Am 5. September 1972 drangen mehrere »palästinensische« Terroristen in München in das Quartier der israelischen Olympiamannschaft ein ermordeten zwei Sportler und nahmen neun weitere als Geiseln. Mit der Geiselnahme wollen die acht »Palästinenser«, ein Kommando des zur Fatah Yassir Arafats gehörenden »Schwarzen September«, die Freilassung von 200 Gefangenen erpressen.
Am Abend des 5. September, die Geiselnahme, in deren Verlauf die Terroristen ihre Opfer brutal foltern, dauert inzwischen seit etwa 4 Uhr an, fliegen die Geiselnehmer mit ihren Gefangenen in zwei Hubschraubern nach Fürstenfeldbruck, wo auf Wunsch der »Palästinenser« eine Boeing 727 bereitsteht.
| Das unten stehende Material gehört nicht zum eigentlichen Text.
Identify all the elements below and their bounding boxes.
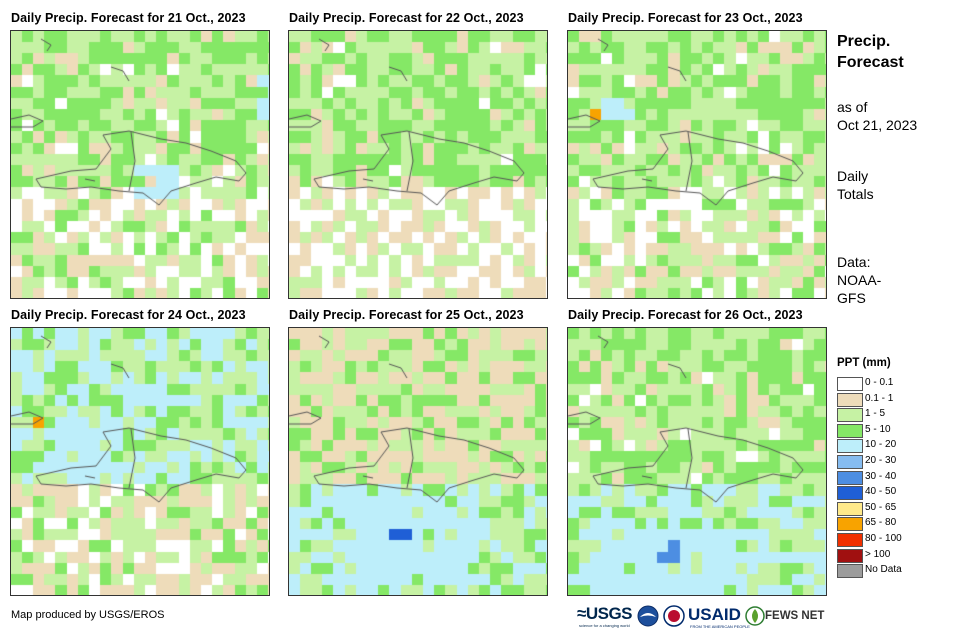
legend-swatch xyxy=(837,486,863,501)
legend-swatch xyxy=(837,377,863,391)
legend-swatch xyxy=(837,392,863,407)
panel-title-6: Daily Precip. Forecast for 26 Oct., 2023 xyxy=(568,308,803,322)
legend-title: PPT (mm) xyxy=(837,357,891,369)
legend-swatch xyxy=(837,564,863,579)
legend-swatch xyxy=(837,548,863,563)
as-of-date: as of Oct 21, 2023 xyxy=(837,99,918,133)
legend-label: 30 - 40 xyxy=(865,470,897,482)
legend-swatch xyxy=(837,501,863,516)
usaid-logo: USAID xyxy=(688,605,741,624)
panel-title-5: Daily Precip. Forecast for 25 Oct., 2023 xyxy=(289,308,524,322)
legend-label: 50 - 65 xyxy=(865,501,897,513)
legend-label: > 100 xyxy=(865,548,891,560)
noaa-logo-icon xyxy=(637,605,659,627)
legend-label: 0 - 0.1 xyxy=(865,377,894,388)
map-panel-3 xyxy=(567,30,827,299)
map-credit: Map produced by USGS/EROS xyxy=(11,609,165,621)
panel-title-3: Daily Precip. Forecast for 23 Oct., 2023 xyxy=(568,11,803,25)
legend-swatch xyxy=(837,470,863,485)
map-panel-4 xyxy=(10,327,270,596)
legend-swatch xyxy=(837,408,863,423)
legend-label: 10 - 20 xyxy=(865,439,897,451)
fews-net-logo: FEWS NET xyxy=(765,610,825,622)
legend-swatch xyxy=(837,439,863,454)
map-panel-2 xyxy=(288,30,548,299)
map-panel-6 xyxy=(567,327,827,596)
data-source: Data: NOAA- GFS xyxy=(837,254,882,306)
panel-title-2: Daily Precip. Forecast for 22 Oct., 2023 xyxy=(289,11,524,25)
legend-swatch xyxy=(837,423,863,438)
usaid-seal-icon xyxy=(663,605,685,627)
fews-net-leaf-icon xyxy=(745,606,765,626)
legend-label: 0.1 - 1 xyxy=(865,392,894,404)
legend-swatch xyxy=(837,517,863,532)
legend-swatch xyxy=(837,454,863,469)
map-panel-1 xyxy=(10,30,270,299)
usgs-logo: ≈USGS xyxy=(577,604,633,623)
map-panel-5 xyxy=(288,327,548,596)
legend-label: 80 - 100 xyxy=(865,532,902,544)
usgs-logo-tagline: science for a changing world xyxy=(579,623,630,628)
legend-label: 40 - 50 xyxy=(865,486,897,498)
legend-label: 65 - 80 xyxy=(865,517,897,529)
legend-label: No Data xyxy=(865,564,902,576)
daily-totals-label: Daily Totals xyxy=(837,168,874,202)
panel-title-1: Daily Precip. Forecast for 21 Oct., 2023 xyxy=(11,11,246,25)
legend-label: 5 - 10 xyxy=(865,423,891,435)
legend-swatch xyxy=(837,532,863,547)
legend-label: 20 - 30 xyxy=(865,454,897,466)
panel-title-4: Daily Precip. Forecast for 24 Oct., 2023 xyxy=(11,308,246,322)
side-title: Precip. Forecast xyxy=(837,33,904,71)
usaid-logo-tagline: FROM THE AMERICAN PEOPLE xyxy=(690,624,750,629)
legend-label: 1 - 5 xyxy=(865,408,886,420)
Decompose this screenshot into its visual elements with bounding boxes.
Allerdings erwarten auch Scharfschützen der Polizei die Ankunft der Helikopter.
Nachdem zwei Terroristen die Boeing kontrolliert haben, eröffnen die Scharfschützen das Feuer. In dem Feuergefecht, das über neunzig Minuten andauert, ermorden die Terroristen alle ihre Geiseln, während fünf von ihnen getötet werden. Ein Polizist wird tödlich getroffen. Der Versuch der deutschen Behörden, die Geiselnahme gewaltsam zu beenden, endet in einem blutigen Massaker.
Die drei überlebenden Terroristen wurden zwar festgenommen und sollten vor Gericht gestellt werden, als wiederum »Palästinenser« aber Ende Oktober 1972 ein Flugzeug der Lufthansa in ihre Gewalt brachten und deren Freilassung verlangten, gab die Regierung in Berlinder Forderung nach. Die Olympischen Spiele waren nach einer nur kurzen Unterbrechung übrigens fortgesetzt worden.
Yassir Arafat, späterer »Palästinenserpräsident«, wußte von den Absichten der Geiselnehmer und wünschte ihnen den Segen Allahs. Am 9. Mai 2017 ehrte Frank-Walter Steinmeier in Ramallah den verstorbenen »Palästinenserführer« mit einem Kranz. Vier Monate später heuchelte der deutsche Bundespräsident bei der Eröffnung eines »Erinnerungsorts« an das Massaker von München Trauer und Betroffenheit.